Like NASA, European Space Agency (ESA) is always eager to observe and find out the mystery related to Earth, planets as well as space. However, in continuation to that trend, last Friday, on Nov 22, ESA launched three Swarm satellite into space to explore the Earth’s magnetic field.
The 3 unmanned Swarm satellites were launched boarding a Russian-built rocket called Rokot at 12:02 GMT (1:02 PM CET) from the Plesetsk cosmodrome in northwestern Russia. Each satellite weighs 470 kg (1034 pound).
Approximate 91 minutes after launch, these satellites automatically separated from the Breeze-KM upper stage as planned and went into a near-polar circular orbit at an altitude of 490 km (300 mile). 2 minutes after that, contact was made with the constellation as it flew over Kiruna station in Sweden and Svalbard station in Norway. Control of the satellites was switched to the European Space Operation Center in Darmstadt, Germany and a few hours later, the Swarm satellites deployed their instrument booms.
The 3 satellites will go through a three-month commissioning as mission control tests their systems and scientific payloads. If they pass successfully, two of the constellation will fly in formation about 150 km (93 mile) apart and lower their orbit to 460 km (285 mile). Meanwhile, the third will move into a higher orbit of 530 km (330 mile). Together, they will take precise measurements of the Earth’s magnetic field.
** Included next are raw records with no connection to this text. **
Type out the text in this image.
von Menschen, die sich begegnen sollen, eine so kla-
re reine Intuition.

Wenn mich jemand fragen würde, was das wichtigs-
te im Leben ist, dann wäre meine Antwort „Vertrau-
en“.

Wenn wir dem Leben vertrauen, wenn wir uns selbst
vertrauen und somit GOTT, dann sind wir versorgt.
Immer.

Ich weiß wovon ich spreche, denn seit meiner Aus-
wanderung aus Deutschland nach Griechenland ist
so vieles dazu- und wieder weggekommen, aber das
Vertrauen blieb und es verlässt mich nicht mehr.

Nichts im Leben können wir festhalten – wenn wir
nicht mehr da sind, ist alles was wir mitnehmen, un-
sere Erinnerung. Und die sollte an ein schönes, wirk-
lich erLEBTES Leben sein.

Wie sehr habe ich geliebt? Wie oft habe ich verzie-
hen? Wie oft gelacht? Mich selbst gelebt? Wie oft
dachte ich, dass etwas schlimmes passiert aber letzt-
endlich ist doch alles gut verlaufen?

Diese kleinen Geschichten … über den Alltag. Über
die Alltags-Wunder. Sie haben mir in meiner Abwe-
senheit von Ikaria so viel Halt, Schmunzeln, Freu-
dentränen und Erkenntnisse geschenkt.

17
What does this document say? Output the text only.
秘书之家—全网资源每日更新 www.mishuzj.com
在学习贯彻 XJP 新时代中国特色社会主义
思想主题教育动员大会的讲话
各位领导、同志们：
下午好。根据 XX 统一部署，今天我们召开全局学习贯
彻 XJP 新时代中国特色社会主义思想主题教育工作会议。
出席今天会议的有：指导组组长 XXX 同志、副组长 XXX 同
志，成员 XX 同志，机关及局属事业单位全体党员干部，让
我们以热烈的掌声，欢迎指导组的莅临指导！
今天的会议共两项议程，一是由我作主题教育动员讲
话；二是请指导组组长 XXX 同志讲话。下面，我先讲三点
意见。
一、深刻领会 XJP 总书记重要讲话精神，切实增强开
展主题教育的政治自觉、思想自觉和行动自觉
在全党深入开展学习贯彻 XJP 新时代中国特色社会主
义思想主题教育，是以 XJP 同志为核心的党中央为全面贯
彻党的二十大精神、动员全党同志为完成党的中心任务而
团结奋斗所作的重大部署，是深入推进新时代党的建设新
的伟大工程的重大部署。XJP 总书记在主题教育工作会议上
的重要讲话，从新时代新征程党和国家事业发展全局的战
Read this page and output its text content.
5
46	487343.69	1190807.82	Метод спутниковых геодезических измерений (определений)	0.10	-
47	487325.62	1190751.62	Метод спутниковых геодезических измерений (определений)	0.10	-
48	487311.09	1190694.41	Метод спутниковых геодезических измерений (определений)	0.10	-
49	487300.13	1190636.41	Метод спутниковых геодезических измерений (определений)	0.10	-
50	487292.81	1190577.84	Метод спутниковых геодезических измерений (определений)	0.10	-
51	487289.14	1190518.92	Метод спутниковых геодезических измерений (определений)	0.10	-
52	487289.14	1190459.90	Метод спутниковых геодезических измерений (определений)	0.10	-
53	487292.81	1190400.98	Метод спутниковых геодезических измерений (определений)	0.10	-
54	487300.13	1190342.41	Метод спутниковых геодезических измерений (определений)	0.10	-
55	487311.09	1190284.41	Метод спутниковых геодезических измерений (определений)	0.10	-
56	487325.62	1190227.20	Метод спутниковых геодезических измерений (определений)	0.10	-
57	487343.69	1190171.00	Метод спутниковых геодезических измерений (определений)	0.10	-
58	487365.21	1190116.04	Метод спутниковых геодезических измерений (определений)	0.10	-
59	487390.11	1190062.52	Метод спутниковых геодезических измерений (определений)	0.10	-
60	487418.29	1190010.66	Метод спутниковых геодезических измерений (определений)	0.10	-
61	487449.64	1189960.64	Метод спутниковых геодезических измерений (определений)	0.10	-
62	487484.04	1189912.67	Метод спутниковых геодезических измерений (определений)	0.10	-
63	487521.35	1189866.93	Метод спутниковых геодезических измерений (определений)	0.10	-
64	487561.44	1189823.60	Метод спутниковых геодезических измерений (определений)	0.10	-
Volker Liebig, Director for Earth observation at ESA said, “Swarm is about to fill a gap in our view of the Earth system and in our monitoring of global change issues. It will help us to better understand the field that protects us from the particles and radiation coming from the Sun.”
Be noted, Swarm is the fourth Earth Explorer missions of ESA. The earlier three satellites were CryoSat, GOCE and SMOS. However, these Swarm satellites will stay four years in space and operate at extremely low altitudes close to the edge of the atmosphere to measure the strength, orientation and fluctuations of the Earth’s geomagnetic field.
Scientists hope that Swarms will help improve the understanding of our planet by focusing on the atmosphere, biosphere, hydrosphere, cryosphere and Earth’s interior. Scientists believe, through Swarms satellites, the’ll be able to reveal more about the Earth’s interior structure and provide better warnings of dangerous solar storms.